PALERME-MILAN, ALLER SIMPLE
- Francesco Benigno, Giancarlo Giannini, Raoul Bova, Ricky Memphis, Romina Mondello, Rosalinda Celentano, Stefania Sandrelli, Tony Sperandeo, Valerio Mastandrea
- Claudio Fragasso
- Drame, Mafia, Policier
- 1995
- Palermo Milano - Solo andata
- Italie
- Claudio Fragasso, Rossella Drudi
- Pino Donaggio
Synopsis
Milan années 1990, Marinnà, un repenti, livre au juge milanais Laurenti, le nom d’un homme qui connaît à la perfection les arcanes de la mafia sicilienne. Il s’agit de Turi Arcangelo Leofonte. C’est le comptable de Cosa Nostra qui connaît le capo Scalia arrêté et dont le procès est en cours. Le juge demande à entendre le comptable. Il faut le transférer de Palerme à Milan. Pour cela des jeunes policiers de diverses brigades sont convoqués. Ils sont placés sous les ordres du commissaire Nino Di Venanzio. Une partie de l’équipe va chercher la famille Leofonte à son domicile, l’autre partie va chercher la fille Chiara qui est à une fête…
CRITIQUE
Claudio Fragasso n’est pas le réalisateur le plus célèbre d’Italie. Loin s’en faut. C’est un faiseur de films d’exploitation souvent sous pseudonyme. Il tourne pour des budgets serrés des films sans grande envergure et destinés à une exploitation rapide voire destinée aux video clubs puis le direct-to-vidéo.
Les scénarios sont souvent bâclés au profit des effets de réalisation.
C’est hélas le cas pour ce film dont le scénario laisse parfois perplexe. Il manque de crédibilité.
Le premier manque de crédibilité étant que jamais la mafia n’a intercepté le moindre convoi de témoin ou repenti. Trop risqué. Après l’arrestation du parrain Toto Riina, des plans d’interception à la roquette de convois avait été évoqués au sein de la mafia. Mais sans mise en oeuvre.

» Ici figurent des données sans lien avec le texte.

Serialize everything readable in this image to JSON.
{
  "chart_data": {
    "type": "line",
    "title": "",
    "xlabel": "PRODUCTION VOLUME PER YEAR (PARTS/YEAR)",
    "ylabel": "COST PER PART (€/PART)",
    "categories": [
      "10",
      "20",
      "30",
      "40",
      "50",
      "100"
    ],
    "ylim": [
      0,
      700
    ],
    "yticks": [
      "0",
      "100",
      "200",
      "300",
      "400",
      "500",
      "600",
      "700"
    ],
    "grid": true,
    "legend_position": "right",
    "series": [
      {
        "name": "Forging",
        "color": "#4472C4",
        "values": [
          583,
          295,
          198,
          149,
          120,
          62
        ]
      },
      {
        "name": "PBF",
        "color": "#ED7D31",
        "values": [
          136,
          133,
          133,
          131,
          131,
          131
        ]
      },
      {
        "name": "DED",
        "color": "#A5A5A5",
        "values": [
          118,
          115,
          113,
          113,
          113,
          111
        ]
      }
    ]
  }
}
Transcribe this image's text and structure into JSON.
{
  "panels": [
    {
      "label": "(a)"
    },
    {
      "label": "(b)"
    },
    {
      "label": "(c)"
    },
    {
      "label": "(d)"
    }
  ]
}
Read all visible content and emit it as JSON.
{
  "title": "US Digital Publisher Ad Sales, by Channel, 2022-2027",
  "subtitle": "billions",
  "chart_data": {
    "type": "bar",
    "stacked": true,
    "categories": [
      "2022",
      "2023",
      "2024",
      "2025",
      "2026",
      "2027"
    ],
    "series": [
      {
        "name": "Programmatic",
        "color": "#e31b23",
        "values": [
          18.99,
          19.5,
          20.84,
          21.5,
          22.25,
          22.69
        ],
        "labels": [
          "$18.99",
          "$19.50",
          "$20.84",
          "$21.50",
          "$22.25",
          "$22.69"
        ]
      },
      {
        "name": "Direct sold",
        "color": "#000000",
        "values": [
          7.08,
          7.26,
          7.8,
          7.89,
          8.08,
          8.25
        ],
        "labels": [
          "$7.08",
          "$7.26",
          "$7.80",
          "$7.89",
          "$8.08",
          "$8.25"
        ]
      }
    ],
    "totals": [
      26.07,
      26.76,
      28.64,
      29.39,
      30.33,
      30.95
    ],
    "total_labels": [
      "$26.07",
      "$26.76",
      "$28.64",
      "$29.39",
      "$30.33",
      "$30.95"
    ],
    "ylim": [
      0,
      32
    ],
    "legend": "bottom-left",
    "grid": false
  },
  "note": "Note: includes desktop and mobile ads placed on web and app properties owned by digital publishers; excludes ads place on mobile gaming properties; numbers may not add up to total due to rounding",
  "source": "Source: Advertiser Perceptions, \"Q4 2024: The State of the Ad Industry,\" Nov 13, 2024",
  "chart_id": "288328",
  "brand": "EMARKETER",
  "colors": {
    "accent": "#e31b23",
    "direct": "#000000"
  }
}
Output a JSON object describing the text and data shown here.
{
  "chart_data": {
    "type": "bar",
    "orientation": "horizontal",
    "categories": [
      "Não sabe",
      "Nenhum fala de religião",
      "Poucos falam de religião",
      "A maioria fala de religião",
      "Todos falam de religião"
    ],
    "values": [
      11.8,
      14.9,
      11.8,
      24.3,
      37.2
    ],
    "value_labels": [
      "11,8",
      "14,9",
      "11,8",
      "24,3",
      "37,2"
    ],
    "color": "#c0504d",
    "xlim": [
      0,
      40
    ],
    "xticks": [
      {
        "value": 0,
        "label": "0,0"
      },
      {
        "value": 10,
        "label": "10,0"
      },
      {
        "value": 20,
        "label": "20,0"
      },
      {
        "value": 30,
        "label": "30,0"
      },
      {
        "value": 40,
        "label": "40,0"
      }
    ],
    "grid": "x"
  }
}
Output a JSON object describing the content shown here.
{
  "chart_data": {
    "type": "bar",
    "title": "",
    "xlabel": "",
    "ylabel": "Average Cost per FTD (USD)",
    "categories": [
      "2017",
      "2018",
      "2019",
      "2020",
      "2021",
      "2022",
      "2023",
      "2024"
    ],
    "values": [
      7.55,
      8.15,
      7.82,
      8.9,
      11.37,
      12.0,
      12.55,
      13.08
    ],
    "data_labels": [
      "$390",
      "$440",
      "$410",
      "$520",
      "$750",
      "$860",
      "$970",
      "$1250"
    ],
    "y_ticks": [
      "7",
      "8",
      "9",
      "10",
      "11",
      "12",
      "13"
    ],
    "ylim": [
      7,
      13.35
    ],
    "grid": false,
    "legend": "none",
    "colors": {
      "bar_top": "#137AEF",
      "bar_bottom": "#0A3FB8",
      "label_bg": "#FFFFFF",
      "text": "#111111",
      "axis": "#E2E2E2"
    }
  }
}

Fragasso donne à la mafia des pouvoirs d’intervention et d’improvisation qui engage une logistique qu’elle n’a pas. Si la première embuscade semble crédible toutes les autres ne le sont guère.
Il manque aussi la résolution de savoir qui est la taupe milanaise qui informe la mafia de l’avancée de l’escorte sur le trajet entre Palerme et Milan.
Fragasso n’est pas très bon en tant que dialoguiste. Or il y en a beaucoup notamment dans les voitures entre les flics ou entre les flics et les prévenus. Mais toutes ces scènes sont laborieuses.
Il se rattrappe (en partie) sur les scènes d’action. Certes elles sont mal amenées et peu crédibles dans leurs conceptions. Le comble étant une fusillade dans un restaurant où se célèbre un mariage. C’est du grand n’importe quoi.
Je ne parle pas du mafieu qui marche avec des bottes et un éperon. Sûrement pour qu’on le repère à son approche. Ce qui ne manque pas.
Bref la bêtise l’emporte souvent sur un savoir faire discutable. La grandiloquente arrivée de l’escorte au palais de justice de Milan pose le dernier clou sur le cercueil.
Pino Donaggio ne fait pas dans la dentelle mais soutient le film de son mieux.
LA SCÈNE D’ANTHOLOGIE
L’attaque du convoi sur une place d’une ville. C’est soudain, efficace au début, puis un poil trop long, avec un ralenti désastreux et au final l’anéantissement de l’ensemble du commando mafieux nuit à la crédibilité du récit. Si les mafieux tombent sur un os, ils ne s’attardent pas!
L’ANECDOTE
Le film reçoit le Donatello de la meilleure production.
Le cinéma italien est en pleine crise quasi mortifère. Et cela se ressent dans les prix décernés.